赵无咎嘴里嚼着半块冷烧饼,腮帮子一鼓一鼓,像只囤粮过冬的仓鼠。他半躺在条凳上,脚尖还勾着酒葫芦晃来晃去,空的,但摇起来有风声,听着像在喝酒。
屋顶那片瓦又响了一下,比猫踩还轻,可在他耳朵里就跟广场舞音响炸了似的。
“哎哟喂,这位大哥。”他忽然咧嘴一笑,冲天棚喊,“你蹲那儿当瓦匠学徒呢?要不要我给你发个上岗证?持证上岗,安全第一。”
没人应。
他也不急,慢悠悠咽下干饼,咂咂嘴:“说真的,你们周公子这细作培训不行啊。第一课应该教‘别在别人头顶踩瓦片’,第二课是‘偷听时记得憋住呼吸’,第三课——算了,估计你们连第一课都没上完。”
屋外静得能听见蚊子放屁。
赵无咎翻了个身,脸朝上,盯着黑漆漆的房梁:“刚才那位从门缝探头的兄弟,你也别躲了。我知道你在。你这姿势不科学啊,膝盖都快跪出茧子了,要不进来坐会儿?我这儿没茶,但有烧饼渣,咱一起捡着吃,多亲热。”
还是没人动。
他嘿嘿一笑,忽然压低嗓音:“我说‘梦话’了啊——青阳城西三巷,周家细作陈某,今夜潜入驿馆,意图窃听谋士私语,结果啥也没听见,白跑一趟,回去还得挨骂。建议下次改行卖烤红薯,至少能赚口热乎的。”

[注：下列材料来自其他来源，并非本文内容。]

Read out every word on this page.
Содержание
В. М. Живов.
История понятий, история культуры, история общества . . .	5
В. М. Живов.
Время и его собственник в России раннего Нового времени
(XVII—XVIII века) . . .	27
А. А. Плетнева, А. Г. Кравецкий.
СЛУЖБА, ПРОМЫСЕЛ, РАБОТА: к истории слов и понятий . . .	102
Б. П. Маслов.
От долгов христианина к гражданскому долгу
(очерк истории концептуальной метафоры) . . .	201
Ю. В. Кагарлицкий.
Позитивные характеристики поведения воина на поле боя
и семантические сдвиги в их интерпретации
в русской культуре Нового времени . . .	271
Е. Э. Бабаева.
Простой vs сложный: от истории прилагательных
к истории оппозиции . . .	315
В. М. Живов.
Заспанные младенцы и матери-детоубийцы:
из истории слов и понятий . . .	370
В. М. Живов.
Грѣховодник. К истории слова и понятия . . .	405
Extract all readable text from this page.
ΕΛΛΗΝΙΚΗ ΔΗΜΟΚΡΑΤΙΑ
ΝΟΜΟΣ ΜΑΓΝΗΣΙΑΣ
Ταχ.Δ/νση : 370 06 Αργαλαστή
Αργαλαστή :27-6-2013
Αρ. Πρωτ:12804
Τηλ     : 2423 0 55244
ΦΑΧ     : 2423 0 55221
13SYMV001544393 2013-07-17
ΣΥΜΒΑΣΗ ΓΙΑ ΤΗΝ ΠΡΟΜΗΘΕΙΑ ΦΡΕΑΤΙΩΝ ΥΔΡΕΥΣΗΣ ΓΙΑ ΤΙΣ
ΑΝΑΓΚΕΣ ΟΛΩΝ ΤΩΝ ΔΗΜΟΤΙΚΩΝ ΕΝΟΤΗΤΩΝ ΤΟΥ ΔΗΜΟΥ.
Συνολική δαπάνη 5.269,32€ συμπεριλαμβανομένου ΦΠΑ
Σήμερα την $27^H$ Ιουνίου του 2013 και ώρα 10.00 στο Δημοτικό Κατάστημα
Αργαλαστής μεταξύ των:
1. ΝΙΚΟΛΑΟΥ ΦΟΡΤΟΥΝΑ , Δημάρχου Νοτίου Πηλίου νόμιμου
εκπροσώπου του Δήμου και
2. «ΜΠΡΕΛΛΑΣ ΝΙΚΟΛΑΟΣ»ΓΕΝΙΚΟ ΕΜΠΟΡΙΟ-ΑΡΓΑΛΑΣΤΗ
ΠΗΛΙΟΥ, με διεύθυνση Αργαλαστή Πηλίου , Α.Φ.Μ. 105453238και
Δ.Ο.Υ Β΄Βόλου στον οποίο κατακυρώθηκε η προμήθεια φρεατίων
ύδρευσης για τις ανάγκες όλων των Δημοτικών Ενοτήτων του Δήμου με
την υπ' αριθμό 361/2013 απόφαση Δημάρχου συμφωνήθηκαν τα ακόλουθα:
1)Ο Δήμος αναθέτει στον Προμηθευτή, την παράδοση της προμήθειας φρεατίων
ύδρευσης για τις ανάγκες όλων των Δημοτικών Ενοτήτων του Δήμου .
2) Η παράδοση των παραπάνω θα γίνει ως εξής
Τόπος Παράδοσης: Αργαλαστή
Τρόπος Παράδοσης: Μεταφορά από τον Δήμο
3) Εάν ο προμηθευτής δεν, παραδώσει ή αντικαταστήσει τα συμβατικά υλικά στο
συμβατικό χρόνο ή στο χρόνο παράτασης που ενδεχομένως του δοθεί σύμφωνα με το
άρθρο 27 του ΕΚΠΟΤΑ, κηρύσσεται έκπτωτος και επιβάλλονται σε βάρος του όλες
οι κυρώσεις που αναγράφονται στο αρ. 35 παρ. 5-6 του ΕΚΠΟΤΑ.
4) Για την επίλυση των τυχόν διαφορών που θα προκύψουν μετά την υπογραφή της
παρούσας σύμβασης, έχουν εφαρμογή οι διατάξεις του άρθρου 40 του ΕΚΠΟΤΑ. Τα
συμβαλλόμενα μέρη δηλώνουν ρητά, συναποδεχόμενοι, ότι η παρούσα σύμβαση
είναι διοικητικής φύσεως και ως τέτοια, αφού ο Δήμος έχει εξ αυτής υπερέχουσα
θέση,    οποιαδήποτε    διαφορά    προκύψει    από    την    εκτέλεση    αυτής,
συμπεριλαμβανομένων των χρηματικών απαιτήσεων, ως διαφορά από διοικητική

话音刚落,屋顶那片瓦“咯”地轻响,像是有人猛地缩了下腿。
“哟?”赵无咎眉毛一挑,“反应挺快嘛。看来是听进去了?行,我不为难你,你走吧。顺便帮我带句话——周瑜要是真想了解我,不如请我吃饭。火锅安排上,咱们边涮毛肚边谈心,比派你们半夜趴屋顶强多了。”
他顿了顿,又补一句:“对了,告诉他,我这人有个弱点。”
屋顶那人果然一顿。
“啥弱点?”赵无咎自问自答,“太能吃了。一顿不吃肉,战斗力直接掉一半。你们要是哪天见我啃树皮,那就说明我真完了。”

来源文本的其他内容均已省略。